Réunis en Conseil national, les dirigeants communistes sont appelés à valider la stratégie de Pierre Laurent en faveur de la primaire de toute la gauche. Pour qui sait lire la langue communiste, le texte soumis à l’approbation du parlement communiste est explicite :

« Il s’agit de relancer une dynamique d’intervention populaire, pour qu’un candidat de gauche puisse représenter les intérêts et les aspirations populaires dans cette échéance et qu’il puisse les faire triompher du néo-libéralisme et du néonationalisme (…) C’est pourquoi nous n’avons pas fermé la porte au processus de primaire de gauche. Dans les circonstances actuelles, cette démarche, a ouvert le débat à gauche. Un débat dont, dès les premiers mois du quinquennat, nous n’avions cessé, parfois bien seuls, de réclamer l’ouverture. Aujourd’hui, nous y sommes (…) Faire renoncer Hollande, Valls et consorts par l’émergence d’une autre voie à gauche, que nous voulons rendre incontournable. La réussite de ce processus passe par une démarche réellement collective, populaire et citoyenne. Le PCF est prêt à s’y engager (…) Une candidature commune qui bouscule la donne, qui relance une gauche de rupture avec la politique suivie depuis 2012, de rupture avec l’austérité et les recettes libérales. Et une gauche qui créé la surprise et gagne. »

Mieux, le PCF s’engage sur la voix du soutien de candidatures aux législatives issues de cette primaire. « Le PCF entend présenter ou soutenir dans toutes les circonscriptions des candidat-e-s afin de faire élire des femmes et des hommes porteurs d’orientations politiques résolument de gauche ». « Cette construction est liée à la présidentielle », précise le projet de résolution.

On résume : Valls et Hollande ne sont pas récusés à priori par le PCF. Le parti de Pierre Laurent s’apprête à soutenir un candidat issu des rangs socialistes face à un candidat issu du Front de gauche. Il s’apprête contre toute sa tradition à soutenir des candidats uniques de la gauche aux législatives.

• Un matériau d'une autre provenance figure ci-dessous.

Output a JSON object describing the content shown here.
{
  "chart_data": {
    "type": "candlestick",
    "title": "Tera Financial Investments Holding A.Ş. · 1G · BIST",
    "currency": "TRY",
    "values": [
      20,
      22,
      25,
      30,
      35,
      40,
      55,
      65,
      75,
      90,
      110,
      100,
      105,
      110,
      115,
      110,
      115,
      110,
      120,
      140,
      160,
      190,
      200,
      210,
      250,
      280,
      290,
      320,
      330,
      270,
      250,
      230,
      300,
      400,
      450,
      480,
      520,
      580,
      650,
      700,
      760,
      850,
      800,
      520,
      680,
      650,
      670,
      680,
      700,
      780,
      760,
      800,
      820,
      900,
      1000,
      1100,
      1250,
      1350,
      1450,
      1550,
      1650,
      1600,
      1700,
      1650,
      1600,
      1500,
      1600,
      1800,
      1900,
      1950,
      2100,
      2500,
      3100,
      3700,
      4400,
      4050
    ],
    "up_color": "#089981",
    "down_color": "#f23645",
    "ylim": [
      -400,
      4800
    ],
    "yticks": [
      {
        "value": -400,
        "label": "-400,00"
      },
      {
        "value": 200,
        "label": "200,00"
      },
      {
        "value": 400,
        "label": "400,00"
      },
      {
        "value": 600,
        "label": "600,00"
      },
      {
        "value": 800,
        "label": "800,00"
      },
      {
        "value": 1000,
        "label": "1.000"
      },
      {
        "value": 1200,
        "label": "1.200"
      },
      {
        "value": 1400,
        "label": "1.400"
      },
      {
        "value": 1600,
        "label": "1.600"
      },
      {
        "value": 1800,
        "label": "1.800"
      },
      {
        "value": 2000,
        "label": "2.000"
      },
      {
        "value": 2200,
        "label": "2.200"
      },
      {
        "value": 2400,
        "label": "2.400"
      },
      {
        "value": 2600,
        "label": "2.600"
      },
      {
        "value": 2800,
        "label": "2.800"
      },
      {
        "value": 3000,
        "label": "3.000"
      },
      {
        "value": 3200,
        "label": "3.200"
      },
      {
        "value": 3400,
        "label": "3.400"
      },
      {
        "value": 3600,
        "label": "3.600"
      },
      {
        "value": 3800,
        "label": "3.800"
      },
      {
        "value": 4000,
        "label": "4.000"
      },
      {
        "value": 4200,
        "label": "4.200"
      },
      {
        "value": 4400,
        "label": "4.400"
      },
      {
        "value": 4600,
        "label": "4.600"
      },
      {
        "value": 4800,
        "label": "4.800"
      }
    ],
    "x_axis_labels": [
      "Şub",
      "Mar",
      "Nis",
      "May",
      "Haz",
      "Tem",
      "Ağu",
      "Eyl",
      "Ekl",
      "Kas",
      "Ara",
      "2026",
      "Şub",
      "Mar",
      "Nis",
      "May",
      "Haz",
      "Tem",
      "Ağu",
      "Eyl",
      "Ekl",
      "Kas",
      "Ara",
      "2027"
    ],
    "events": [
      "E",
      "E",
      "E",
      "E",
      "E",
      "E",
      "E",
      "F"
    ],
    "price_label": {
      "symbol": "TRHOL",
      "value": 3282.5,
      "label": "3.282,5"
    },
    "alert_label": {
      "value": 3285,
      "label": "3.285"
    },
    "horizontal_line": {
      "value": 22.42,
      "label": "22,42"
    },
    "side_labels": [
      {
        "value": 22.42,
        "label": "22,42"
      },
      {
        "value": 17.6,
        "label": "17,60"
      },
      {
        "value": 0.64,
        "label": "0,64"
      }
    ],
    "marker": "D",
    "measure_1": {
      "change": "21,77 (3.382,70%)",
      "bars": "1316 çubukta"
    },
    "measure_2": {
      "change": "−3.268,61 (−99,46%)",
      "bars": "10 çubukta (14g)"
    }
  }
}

Contre-feu en faveur du Front de gauche

Des questions se posent alors. Que fera Pierre Laurent si Emmanuel Macron ou Emmanuel Valls gagnent la primaire ? Que fera-t-il si, comme c’est très probable, il n’y a pas de primaire de toute la gauche ? Que vont dire les militants communistes de cette intéressante perspective de se ranger derrière un socialiste même super frondeur ? Autant de questions qui montrent l’incertitude de cette stratégie, qui pourrait plonger le PC dans la tempête et pourrait même contraindre Pierre Laurent à être lui-même candidat.

Dans cette situation assez navrante, Patrice Cohen-Seat, l’ancien bras droit de Marie-George Buffet, et Franck Mouly, tentent un contre-feu. Auteurs d’un texte en ligne, ils réunissent en quelques jours plus de 2.000 signatures. Son objet est dans son titre « Rallumer l’étincelle du Front de gauche » [1]. Signés par de nombreux communistes, ce texte recueille l’appui d’intellectuels comme Razmig Keucheyan ou Lucien Sève, de syndicalistes comme le cheminot CGT Marc Thiberville ou d’artistes comme Gérard Mordillat et Annie Ernaux, ou encore de dirigeants en vue d’Ensemble ! comme Pierre Khalfa.

Ces signataires affirment : « Après des mois d’atermoiements et d’hésitations, le Front de gauche risque de périr des divisions stratégiques et des compétitions de personnes ou d’organisations ». les pétitionnaires poursuivent : « Le Front de gauche doit vivre et se transformer pour devenir le moteur d’un large rassemblement, une grande force populaire et citoyenne, capable de bousculer un jeu politique désespérant et de redonner un sens à l’idée de gauche. » « Exprimons partout avec force notre volonté de dépasser ce qui nous divise pour affronter tous ensemble les échéances à venir. Vite, faisons-nous entendre ! » C’est tout le mal qu’on leur souhaite.